また、工事期間中の入居者への配慮も欠かせません。
生活環境への影響を最小限に抑え、安全対策を怠らないことが求められ、騒音や振動対策、養生措置、非常時の避難経路の確保などが考えられます。
最後に、修繕完了後も、定期的な点検とメンテナンスが不可欠です。交通省の調査では、約7割の管理組合が1年以内に修繕後の点検を実施しています。
こうした点検を怠ると、早期に不具合が発生する恐れがあります。
実際の事例としては、東京都内の老朽マンションで大規模修繕工事中に外壁がはがれ落ちる事故が発生しました。
工事業者の選定ミスとモニタリング不足が原因とされ、工事の一時中断を余儀なくされました。
このように、大規模修繕には多くの注意点がありますが、入念な準備と適切な対応により、マンション資産の延命化と資産価値維持につながります。
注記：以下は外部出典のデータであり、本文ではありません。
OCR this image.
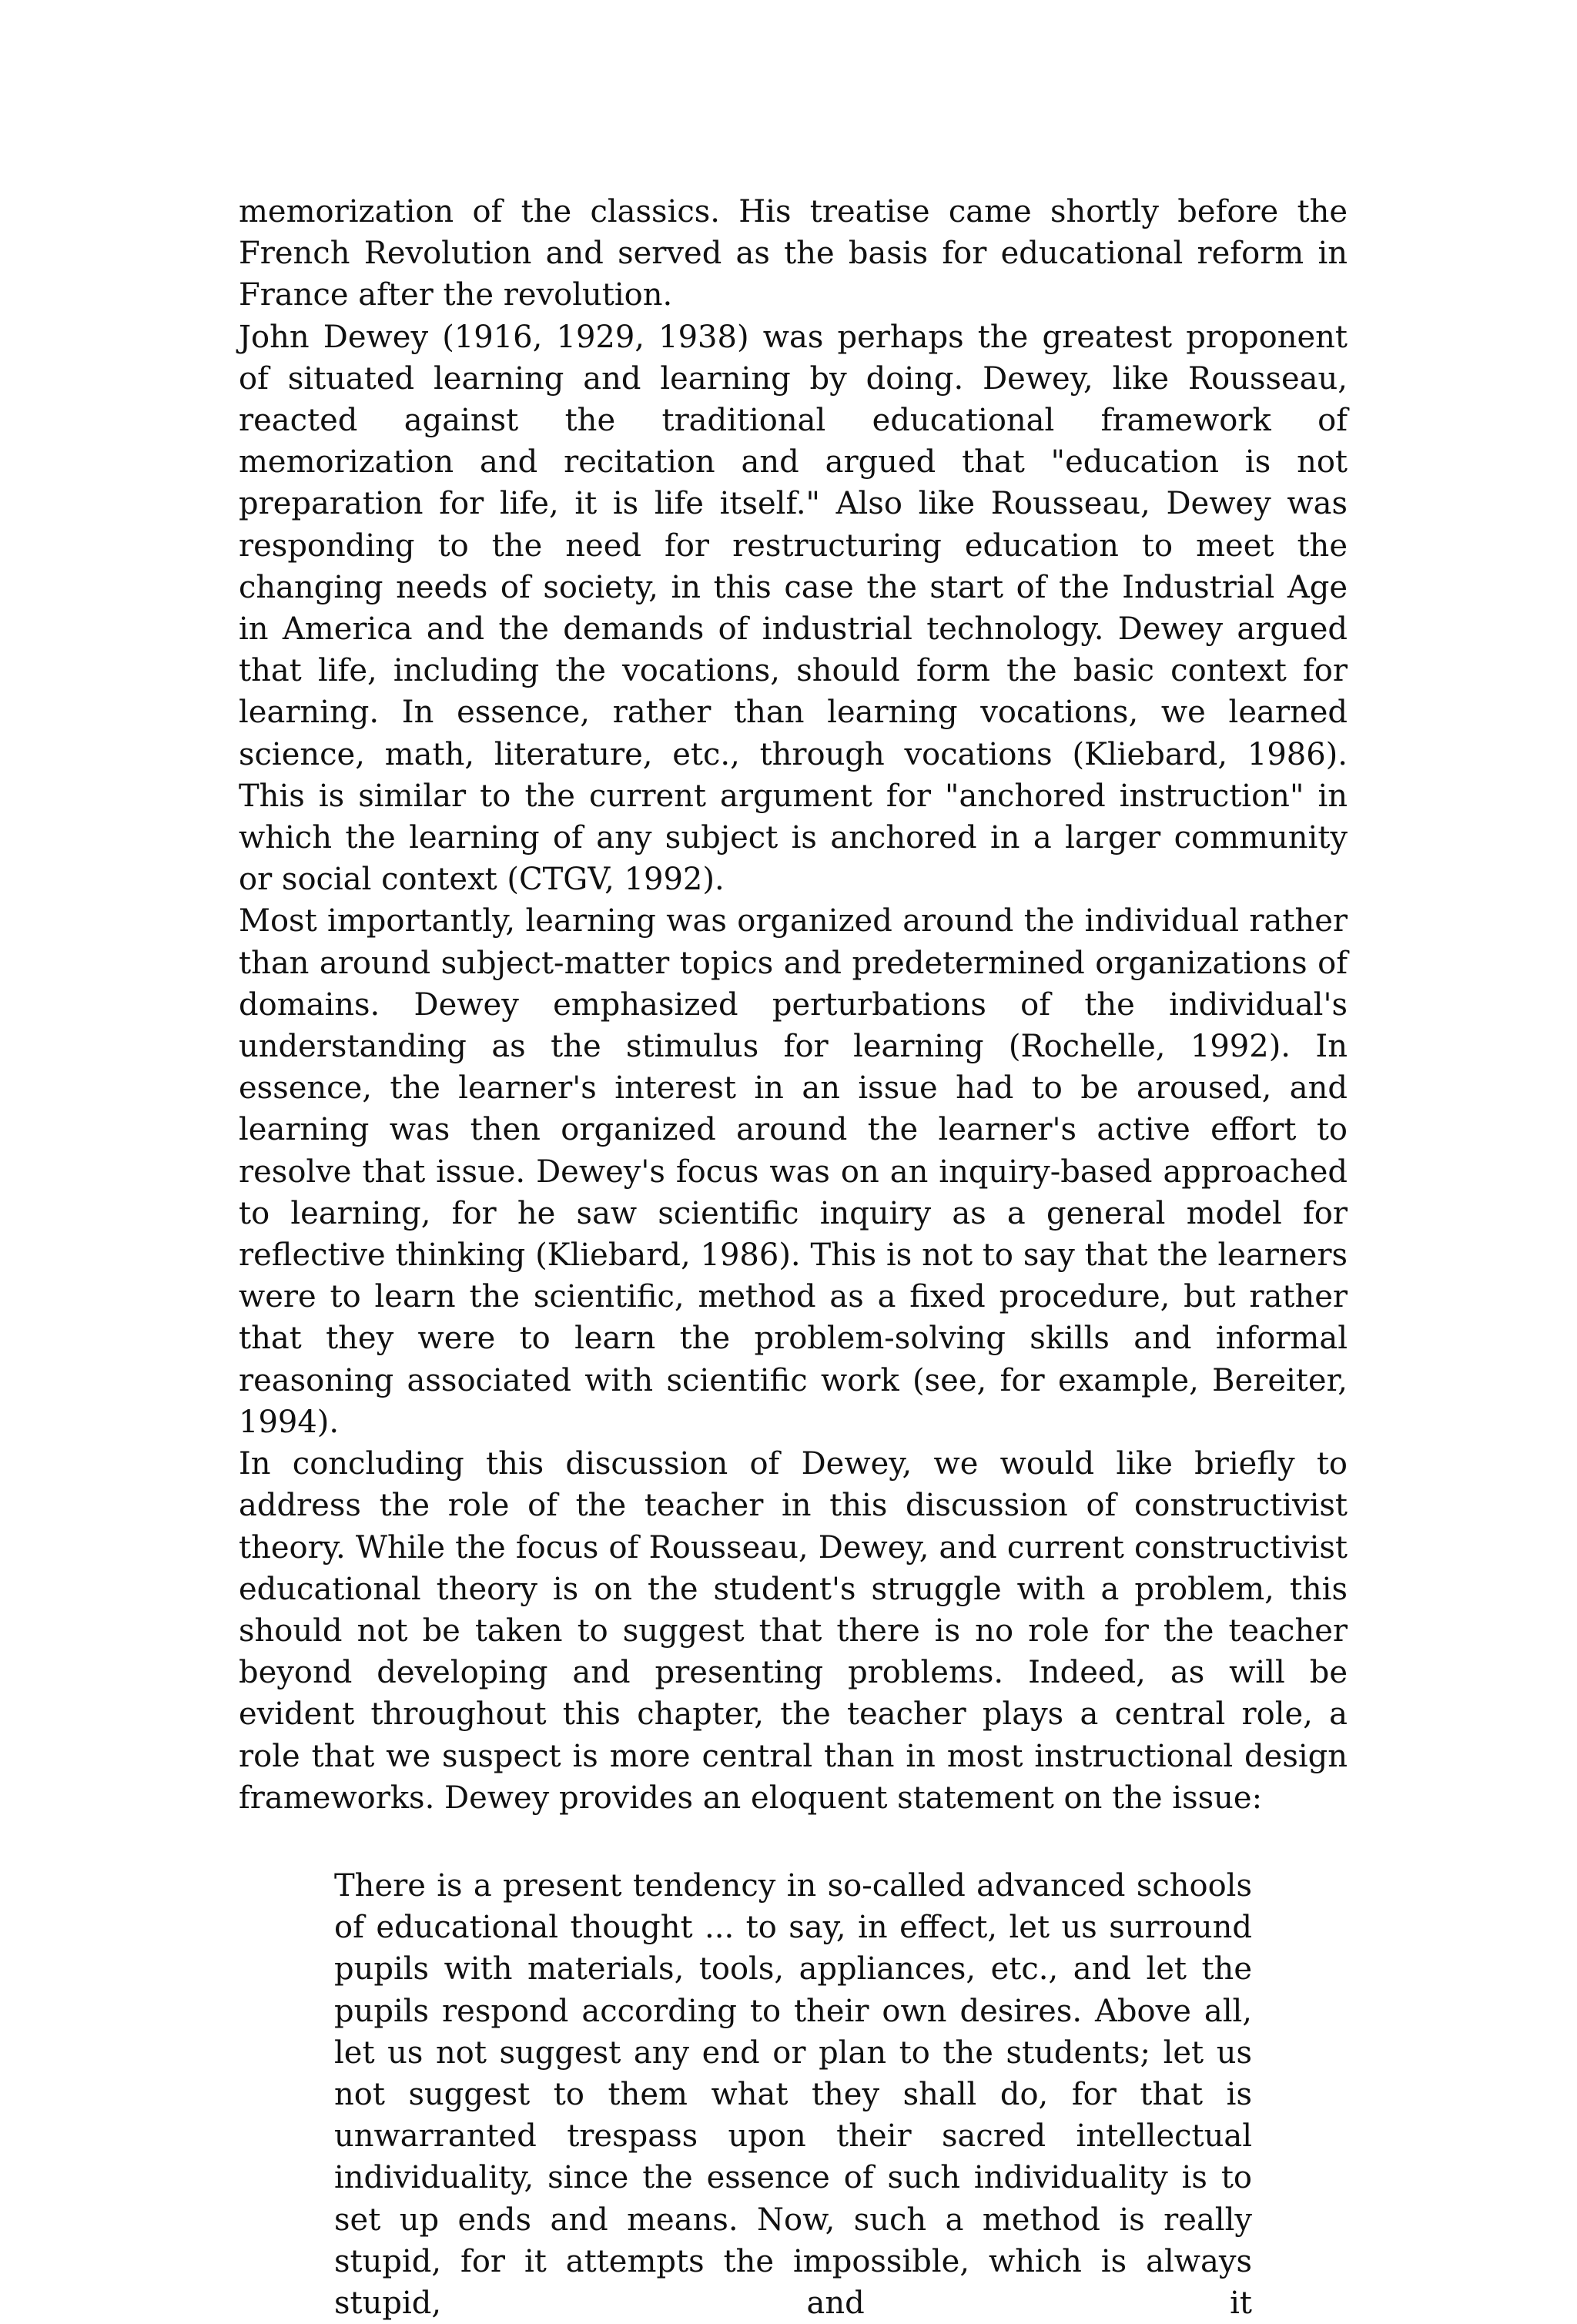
memorization of the classics. His treatise came shortly before the French Revolution and served as the basis for educational reform in France after the revolution.

John Dewey (1916, 1929, 1938) was perhaps the greatest proponent of situated learning and learning by doing. Dewey, like Rousseau, reacted against the traditional educational framework of memorization and recitation and argued that "education is not preparation for life, it is life itself." Also like Rousseau, Dewey was responding to the need for restructuring education to meet the changing needs of society, in this case the start of the Industrial Age in America and the demands of industrial technology. Dewey argued that life, including the vocations, should form the basic context for learning. In essence, rather than learning vocations, we learned science, math, literature, etc., through vocations (Kliebard, 1986). This is similar to the current argument for "anchored instruction" in which the learning of any subject is anchored in a larger community or social context (CTGV, 1992).

Most importantly, learning was organized around the individual rather than around subject-matter topics and predetermined organizations of domains. Dewey emphasized perturbations of the individual's understanding as the stimulus for learning (Rochelle, 1992). In essence, the learner's interest in an issue had to be aroused, and learning was then organized around the learner's active effort to resolve that issue. Dewey's focus was on an inquiry-based approached to learning, for he saw scientific inquiry as a general model for reflective thinking (Kliebard, 1986). This is not to say that the learners were to learn the scientific, method as a fixed procedure, but rather that they were to learn the problem-solving skills and informal reasoning associated with scientific work (see, for example, Bereiter, 1994).

In concluding this discussion of Dewey, we would like briefly to address the role of the teacher in this discussion of constructivist theory. While the focus of Rousseau, Dewey, and current constructivist educational theory is on the student's struggle with a problem, this should not be taken to suggest that there is no role for the teacher beyond developing and presenting problems. Indeed, as will be evident throughout this chapter, the teacher plays a central role, a role that we suspect is more central than in most instructional design frameworks. Dewey provides an eloquent statement on the issue:

There is a present tendency in so-called advanced schools of educational thought ... to say, in effect, let us surround pupils with materials, tools, appliances, etc., and let the pupils respond according to their own desires. Above all, let us not suggest any end or plan to the students; let us not suggest to them what they shall do, for that is unwarranted trespass upon their sacred intellectual individuality, since the essence of such individuality is to set up ends and means. Now, such a method is really stupid, for it attempts the impossible, which is always stupid, and it
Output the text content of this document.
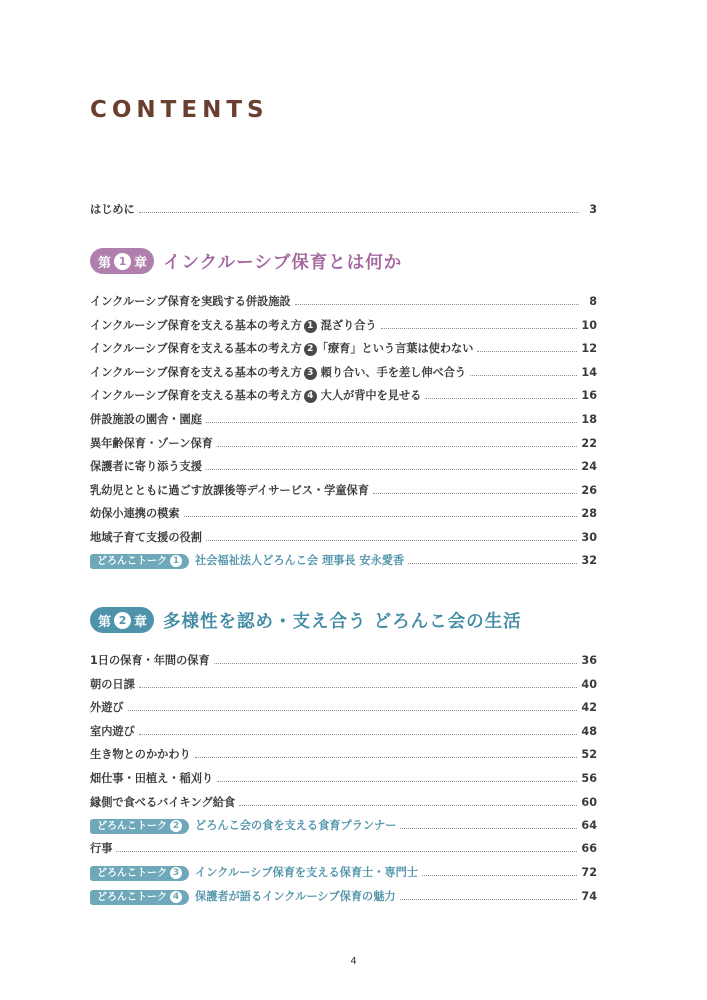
CONTENTS
はじめに	3
第 1 章 インクルーシブ保育とは何か
インクルーシブ保育を実践する併設施設	8
インクルーシブ保育を支える基本の考え方 1 混ざり合う	10
インクルーシブ保育を支える基本の考え方 2 「療育」という言葉は使わない	12
インクルーシブ保育を支える基本の考え方 3 頼り合い、手を差し伸べ合う	14
インクルーシブ保育を支える基本の考え方 4 大人が背中を見せる	16
併設施設の園舎・園庭	18
異年齢保育・ゾーン保育	22
保護者に寄り添う支援	24
乳幼児とともに過ごす放課後等デイサービス・学童保育	26
幼保小連携の模索	28
地域子育て支援の役割	30
どろんこトーク 1	社会福祉法人どろんこ会 理事長 安永愛香	32
第 2 章 多様性を認め・支え合う どろんこ会の生活
1日の保育・年間の保育	36
朝の日課	40
外遊び	42
室内遊び	48
生き物とのかかわり	52
畑仕事・田植え・稲刈り	56
縁側で食べるバイキング給食	60
どろんこトーク 2	どろんこ会の食を支える食育プランナー	64
行事	66
どろんこトーク 3	インクルーシブ保育を支える保育士・専門士	72
どろんこトーク 4	保護者が語るインクルーシブ保育の魅力	74
4
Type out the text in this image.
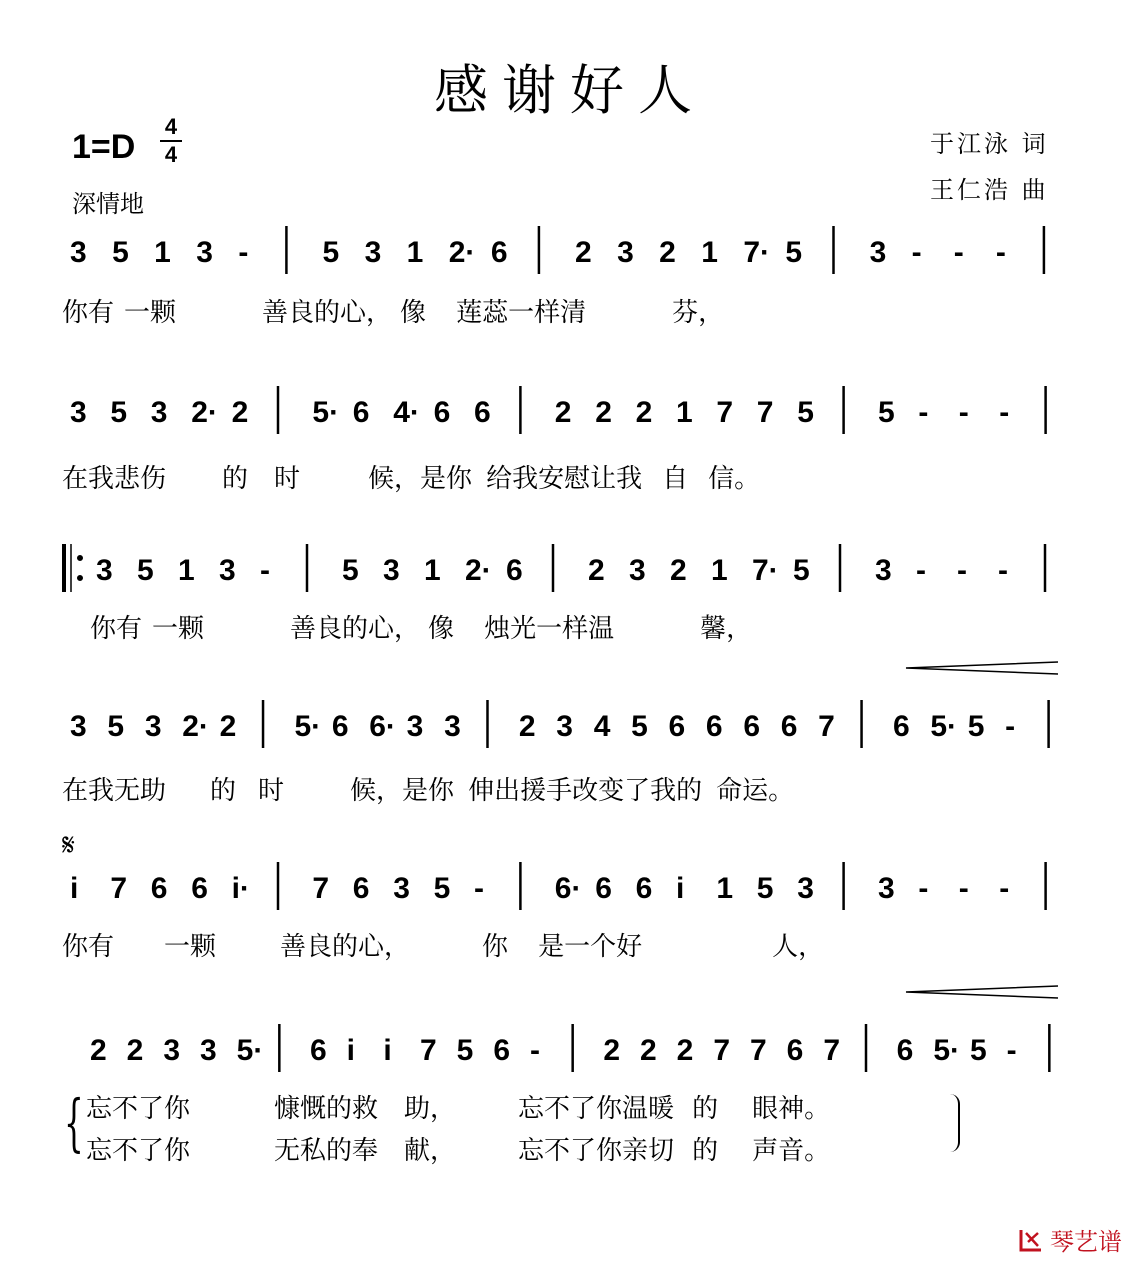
感谢好人
1=D
4
4
深情地
于江泳 词
王仁浩 曲
3 5 1 3 - 5 3 1 2· 6 2 3 2 1 7· 5 3 - - -
3 5 3 2· 2 5· 6 4· 6 6 2 2 2 1 7 7 5 5 - - -
3 5 1 3 - 5 3 1 2· 6 2 3 2 1 7· 5 3 - - -
3 5 3 2· 2 5· 6 6· 3 3 2 3 4 5 6 6 6 6 7 6 5· 5 -
i 7 6 6 i· 7 6 3 5 - 6· 6 6 i 1 5 3 3 - - -
2 2 3 3 5· 6 i i 7 5 6 - 2 2 2 7 7 6 7 6 5· 5 -
你有 一颗	善良的心， 像 莲蕊一样清	芬，
在我悲伤 的 时	候，是你 给我安慰让我 自 信。
你有 一颗	善良的心， 像 烛光一样温	馨，
在我无助 的 时	候，是你 伸出援手改变了我的 命运。
你有 一颗 善良的心，	你 是一个好	人，
忘不了你	慷慨的救 助， 忘不了你温暖 的 眼神。
忘不了你	无私的奉 献， 忘不了你亲切 的 声音。
{
𝄋
琴艺谱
見落としがあれば、入居者の生活環境や財産に多大な影響を及ぼしかねません。関係者一丸となった取り組みが何より重要となります。
まとめ
30年を超えるマンションは、経年劣化によって様々な不具合が発生する可能性があります。そのため、安全で快適な生活を維持するためには、定期的な大規模修繕工事が必要です。
大規模修繕工事では、外壁や屋根の補修、給排水設備の更新、エレベーターの改修、共用部のリニューアル、防災対策など、様々な工事が行われます。これらの工事を適切に実施することで、建物の寿命を延ばし、資産価値を維持することができます。
大規模修繕工事を行う際には、信頼できる業者を選ぶことが重要です。業者の施工実績や評判、取得資格、見積もり内容などを比較検討し、最適な業者を選びましょう。
また、大規模修繕工事には多額の費用がかかります。事前に資金計画を立てて、資金繰りをしっかりと行うことが大切です。
適切な大規模修繕工事を実施することで、マンションの価値を維持し、安全で快適な生活を確保することができます。